The signed append-only feed echoes Hypercore. The per-chunk BLAKE3 verified streaming echoes iroh's bao. The hole-punching uses the same NAT tricks the whole field shares. Standing on shoulders, deliberately.

What they do better

IPFS: a vast ecosystem and durable persistence. iroh: QUIC polish, throughput, and batteries-included protocols. Holepunch: a mature runtime shipping real apps like Keet. Warren is a research prototype by comparison.

status

What's built, what's designed

Warren is a research prototype under active development. The core connectivity, data, and sync layers are built; the real-time and transport-hardening layers are designed or planned.

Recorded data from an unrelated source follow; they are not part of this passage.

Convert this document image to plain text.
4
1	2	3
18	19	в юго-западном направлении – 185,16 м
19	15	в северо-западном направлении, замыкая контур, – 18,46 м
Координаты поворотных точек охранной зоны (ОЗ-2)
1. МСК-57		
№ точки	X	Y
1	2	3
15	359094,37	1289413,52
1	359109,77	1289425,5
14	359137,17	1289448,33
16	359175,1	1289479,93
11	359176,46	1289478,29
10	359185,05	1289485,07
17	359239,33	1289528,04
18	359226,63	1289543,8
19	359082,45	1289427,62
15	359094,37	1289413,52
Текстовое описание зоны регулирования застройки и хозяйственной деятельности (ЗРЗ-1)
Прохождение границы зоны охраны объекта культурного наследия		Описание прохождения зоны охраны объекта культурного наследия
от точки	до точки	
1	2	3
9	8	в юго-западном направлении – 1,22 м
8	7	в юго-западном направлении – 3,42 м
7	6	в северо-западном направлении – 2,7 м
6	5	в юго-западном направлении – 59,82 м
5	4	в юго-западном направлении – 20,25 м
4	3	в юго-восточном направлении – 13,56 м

DHT discovery + NAT hole-punching (birthday punch, ICE-style candidates)
built
Port mapping (PCP + UPnP-IGD) for a direct external port
built
Signed feeds (incremental Merkle head), content-addressed blobs, verified sync
built
Reliable transport: fragmentation, selective repeat, AIMD + RTT pacing
built
Multi-peer swarming (work-stealing, rarest-first, partial-seeder aware)
built
Streaming download: bounded-window, in-order delivery
built
Content encryption: seekable per-item seal, ciphertext addressing
built
Blinded rotating topics + decoupled node id + per-epoch re-announce
built
Live-tail feed replication (the real-time / chat unlock)
design
Blind push notifier (iOS background wake without breaking serverless)
design
Obfuscated / pluggable transport, cover-DHT rendezvous
planned
reference app

Murmur — Warren, made tangible

Murmur

A censorship-resistant short-video app — a vertical feed with no server in the middle. It's the proof that Warren carries real, heavy, encrypted content between real devices.

visit murmur →
honest limitations

What doesn't work yet

A serverless design pays for its properties. These are framework-level costs — the app layer adds its own (a mobile client is suspended in the background; a desktop peer isn't).

nat

Two symmetric-NAT peers may not punch. With no relay in the path, a pair behind carrier-grade symmetric NAT can fail to connect directly. Warren leaves that pair unconnected by design rather than routing data through infrastructure; a reachable peer or a volunteer blind peer bridges availability.

real-time

Sync is pull, not push. The transfer layer downloads a feed to its head and returns; there's no live subscription yet. Fine for on-demand content, insufficient for real-time apps until live-tail lands.

transport

No obfuscated transport yet. Discovery is blinded and identities decoupled, but deep packet inspection can still see that a peer speaks a P2P protocol — just not what, or with whom. A pluggable obfuscated transport is planned.